This is a collaborative research project combining the expertise of Ashish Goel, Stanford University (IIS-0904325) and Sanjeev Khanna, University of Pennsylvania (IIS-0904314).
Traditionally, content has been generated by a limited number of publishers (such as book houses, music companies, and newspapers), and its quality then evaluated by professional editors and reviewers. In recent years, however, individuals have become mass producers of content, generating images, blogs, opinions, and recommendations, in a decentralized manner. This content is then discovered and consumed by other users, and centralized review is rendered infeasible by the sheer magnitude of available content. Consequently, there is a need to utilize user feedback, both explicit and implicit, in order to provide optimum rankings and recommendations to Internet users. The same broad problem occurs in online advertising, automatic moderation of discussion boards, and automated deductions of user preference on social networks. In addition to being very large, user activity data on the Internet is also typically very sparse, since each user only performs a small share of possible actions (e.g., searches for a small fraction of keywords, reviews or purchases a small fraction of products).

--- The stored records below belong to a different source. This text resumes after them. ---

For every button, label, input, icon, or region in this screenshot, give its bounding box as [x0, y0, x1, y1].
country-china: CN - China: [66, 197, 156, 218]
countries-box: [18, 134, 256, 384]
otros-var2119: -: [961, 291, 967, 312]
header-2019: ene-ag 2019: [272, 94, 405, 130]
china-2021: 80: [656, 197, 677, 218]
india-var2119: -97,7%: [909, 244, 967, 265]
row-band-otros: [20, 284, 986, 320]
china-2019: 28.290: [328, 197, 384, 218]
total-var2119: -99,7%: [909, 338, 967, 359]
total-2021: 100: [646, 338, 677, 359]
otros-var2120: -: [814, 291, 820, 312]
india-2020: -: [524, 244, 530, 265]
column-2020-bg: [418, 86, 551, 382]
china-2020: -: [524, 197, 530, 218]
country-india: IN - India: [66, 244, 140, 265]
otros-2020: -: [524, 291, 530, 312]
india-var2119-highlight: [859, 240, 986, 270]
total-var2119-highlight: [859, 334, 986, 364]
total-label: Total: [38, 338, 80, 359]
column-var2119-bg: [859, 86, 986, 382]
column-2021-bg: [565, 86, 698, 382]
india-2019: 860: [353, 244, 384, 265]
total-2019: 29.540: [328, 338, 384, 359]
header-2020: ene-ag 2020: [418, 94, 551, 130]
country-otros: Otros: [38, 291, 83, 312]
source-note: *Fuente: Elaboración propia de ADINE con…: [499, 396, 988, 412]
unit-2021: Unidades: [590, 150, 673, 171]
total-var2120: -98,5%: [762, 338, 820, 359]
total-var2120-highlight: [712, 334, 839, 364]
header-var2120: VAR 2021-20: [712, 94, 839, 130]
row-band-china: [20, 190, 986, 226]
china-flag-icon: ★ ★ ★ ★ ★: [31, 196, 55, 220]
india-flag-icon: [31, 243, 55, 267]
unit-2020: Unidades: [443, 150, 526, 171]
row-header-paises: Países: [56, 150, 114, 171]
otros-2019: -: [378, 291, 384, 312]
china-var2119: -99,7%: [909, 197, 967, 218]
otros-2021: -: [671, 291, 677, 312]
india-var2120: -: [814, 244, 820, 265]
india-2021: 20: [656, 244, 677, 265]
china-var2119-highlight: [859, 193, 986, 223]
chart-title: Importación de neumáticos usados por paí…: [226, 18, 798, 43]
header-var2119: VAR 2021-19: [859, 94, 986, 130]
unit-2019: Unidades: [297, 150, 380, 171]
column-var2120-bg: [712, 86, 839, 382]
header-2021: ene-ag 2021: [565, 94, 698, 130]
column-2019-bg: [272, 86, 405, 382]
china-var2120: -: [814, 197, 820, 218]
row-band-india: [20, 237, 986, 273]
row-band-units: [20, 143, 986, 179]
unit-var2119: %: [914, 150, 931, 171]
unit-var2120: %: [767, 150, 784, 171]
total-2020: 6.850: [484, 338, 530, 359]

This project aims to design algorithms and optimization techniques to effectively utilize such data. The sparse data is treated as a "prior belief" on user preferences. The project also aims to design economic incentives to obtain useful and corrective data, robust to manipulation. The two parts of this research interact strongly with each other, since the algorithmic component can identify valuable pieces of additional information to acquire. Together, these two parts can help users derive optimum value from Internet data.
Results of this project will improve search engine performance and facilitate web applications that employ user feedback. The project Web site (www.stanford.edu/~ashishg/sparse_opt.html) will be used to disseminate results.